Ivan Geshev presenting his civic movement on Facebook
Photo: Facebook/ Ivan Geshev

Justice for Bulgaria is the name of the newest in the long line of “civic movements” emerging on the political stage in this country. Its creation was announced by former prosecutor general Ivan Geshev in a live stream on Facebook.

It is not a party yet because Geshev has not been dismissed from the position as yet, and hence does not have the right to be involved in politics. The aim of the movement will be “an independent judiciary protected from criminal political encroachments”, and its motto – “God, fatherland, family”, the former prosecutor general said. In his motives for creating the movement Geshev stated that “nobody is thinking of Bulgaria or the people any more” and that “this cannot be tolerated any longer” because “our children won’t stay here”. Ivan Geshev stated he owes answers to all questions coming from the public, and that he will give the answers to them during a series of personal meetings around the country.

“It will be a civic association, patriotic, based on Christian ethics and the traditional Bulgarian family values,” said Ivan Geshev, and went on that once his resignation is accepted all people need to stand together in the name of “conservative values”. “It is high time a genuinely Bulgarian project was put in place, not a project of the embassies which have been manipulating our country,” Geshev said and went on that what matters to him most is the “direct contact with the people”, and that the ruling class has always wanted to restrict the rights of the citizens but that “Bulgaria has never been in the humiliating position it is in now.” Ivan Geshev also called the National Assembly “a safe haven for criminals with immunity” where “some got themselves whitewashed, while others saw their way to grabbing hold of power”. That is why it will be Justice for Bulgaria’s aim to restore the majority voting system and justice which Geshev says has been trampled underfoot by the criminal model of governance.
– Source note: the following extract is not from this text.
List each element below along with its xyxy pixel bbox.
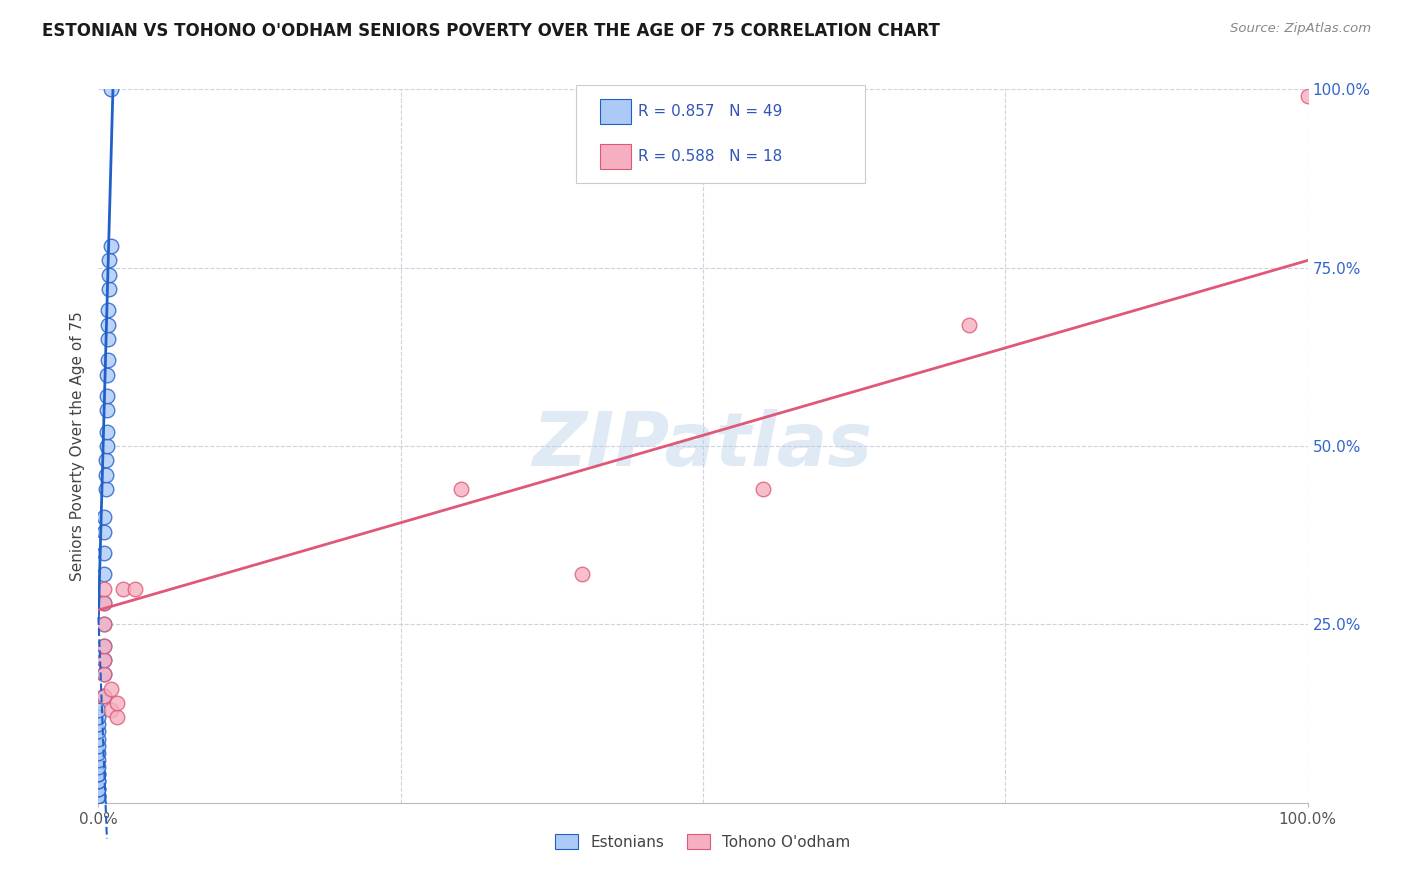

Bulgarians should have a sense of national pride, they should be confident that Europe is working for the fatherland, and not for the underhand dealings of the euro-bureaucrats, the former prosecutor general said. Asked, on Facebook, about high-profile court cases, like Barcelonagateand why work on it is being resumed at this precise moment in time, Geshev admitted there was a widespread public sentiment that this, and some other cases have been delayed:

“Justice is a difficult and complex process, and not just in Bulgaria but throughout the EU the important cases drag on for years,” Ivan Geshev said.

“Work on all of them has been active and, it is perhaps now time for a countdown. I would like to remind the public that it is the security services and the Interior Ministry that solve crimes, inform the prosecutor’s office which then files the indictment in court, where the perpetrators can be sentenced. If the Interior Ministry or the services do not solve a crime, the prosecutor’s office cannot do its job, and the court cannot sentence the individual in question for a given act. So why then did people like Kiril Petkov, Hristo Ivanov and others around them keep harping on about the house in Barcelona, the drawers and Boyko Borissov for months but are now asking the question: why now? That shows lack of principle, it shows they are only interested in power.”

Asked whether he is linked to fugitive businessman Vassil Bojkov and whether he might sponsor Geshev’s future party, the former prosecutor general said this was not true. The link, he said, to the abovementioned businessman was connected with the fact that while he was prosecutor general, 19 charges were brought against him. Ivan Geshev added that the people he will be relying on, if he decides to set up a party, are the Bulgarian citizens who are disgusted by politics and who believe the direction has been lost long ago, but who want to live in Bulgaria with their children.

Ivan Geshev’s announcement was followed by a host of comments by analysts, while according to an Alpha Research poll, conducted June 20-26, Geshev’s approval rating as a would-be politician stands at 3%, while 82% of the respondents say they would not put their trust in a party led by him.